Writing and comm class gives job experience in practicum

By Alyssa Gayheart

Staff writer

     ABAC Writing and Communication majors were recently offered a course designed to help them prepare for future internships and careers.

     Intro to Writing and Communications (WRCM 3000) was included this fall in the Writing and Communications program at ABAC.

     WRCM 3000 gives students the opportunity to gain real-life experience early in the curriculum, through a practicum. Dr. Sandra Giles describes the practicum as a “mini-internship.” It is designed to prepare the majority of the students for future internships.

     Lessons throughout the course focus on maintaining professionalism throughout the practicum. Students not only represent themselves but also ABAC.

     Giles clearly states in her guidelines for the practicum, “Students are expected to be respectful, professional and concise. Sloppiness in work, communication, personal appearance […] is not acceptable.”

     Having a practicum in the curriculum will help students understand the value of professionalism and show them career opportunities they may or may not be interested in, says Giles.
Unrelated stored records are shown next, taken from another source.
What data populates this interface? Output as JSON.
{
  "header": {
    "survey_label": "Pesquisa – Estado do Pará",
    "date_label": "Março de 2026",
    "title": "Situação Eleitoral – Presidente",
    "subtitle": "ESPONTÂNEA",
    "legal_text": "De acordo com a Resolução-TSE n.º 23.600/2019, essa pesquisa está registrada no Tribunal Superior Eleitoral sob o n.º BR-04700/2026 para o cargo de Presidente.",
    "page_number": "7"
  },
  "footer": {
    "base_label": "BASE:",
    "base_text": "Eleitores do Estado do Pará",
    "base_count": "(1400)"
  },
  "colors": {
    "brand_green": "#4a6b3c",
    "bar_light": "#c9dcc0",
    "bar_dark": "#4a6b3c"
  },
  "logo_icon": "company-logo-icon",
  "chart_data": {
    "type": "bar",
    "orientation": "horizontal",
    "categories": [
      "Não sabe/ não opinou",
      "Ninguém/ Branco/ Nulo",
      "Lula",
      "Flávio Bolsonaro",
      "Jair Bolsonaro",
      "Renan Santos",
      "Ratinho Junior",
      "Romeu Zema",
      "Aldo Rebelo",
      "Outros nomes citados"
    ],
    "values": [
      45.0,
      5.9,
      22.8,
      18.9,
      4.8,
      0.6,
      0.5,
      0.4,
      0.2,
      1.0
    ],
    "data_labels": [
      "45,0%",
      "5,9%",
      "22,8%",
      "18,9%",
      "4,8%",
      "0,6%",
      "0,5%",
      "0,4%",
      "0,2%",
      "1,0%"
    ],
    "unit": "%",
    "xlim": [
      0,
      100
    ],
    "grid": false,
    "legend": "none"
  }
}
     The practicum requires students to work at least 20 hours, on chosen days throughout the semester. Multiple assignments are required along with the practicum. Assignments include an Interview Paper, a practicum presentation, a portfolio and a letter of completion.

Southern lit professor aims to boost empathy of students

By Jhonelle Chambers

Staff writer

     ABAC students take a rollercoaster through Southern literature in Dr. Erin Campbell’s special topics “Survey into Southern Literature” class.

     “My goal for this class, as in all of my classes, was to encourage students to think, from a variety of perspectives, in order to enhance both knowledge and empathy,” said Campbell.

     The class covered text written by slaves, former slaves and slave owners. Discussion topics ranged from racism to white privilege, and the history and culture of the South. Campbell taught the class three times, most recently in spring 2019. Randie Sumner, an ABAC student who took the class in spring, expressed her love for the class and the hard topics they tackled.

     The class took a field trip to the Legacy Museum and the Museum for Peace and Justice in Montgomery, Alabama, a museum that recorded slavery and lynching in the South. Dr. Campbell wanted to continue the ABAC tradition of student engagement, but she also wanted her students to see the truth.

     Taylor Horton, another student who took the class, described the trip as heartbreaking and eye-opening. Taylor was sad to note that the history classes in high school skipped over how cruel slavery was. “Not a lot of people like to talk about that, and I don’t think that’s the right way to go about it at all,” Horton said.

Course on the golf course gets students in the swing

By Carson King

Staff writer

      Coach Donna Campbell leads a new ABAC physical education golf class that’s based in practice of golf fundamentals, also known as experiential education.

      Experiential education is a style that varies greatly from conventional forms of teaching. Conventionally, classes are held in a classroom with a professor lecturing on topics. Those topics are learned by the students and then regurgitated when the exam comes. Campbell’s students experience things firsthand, to learn. In a normal class about golf, students may study the history and famous places or figures from the history surrounding the sport.

      In Campbell’s class, students learn about the sport by playing it. Coach Campbell often talked about how success in her class revolves around giving effort in learning about the sport and how it is played.

     Campbell loves to play the sport but admits that she is far from a pro. Her biggest piece of advice is to relax and let the club do the work.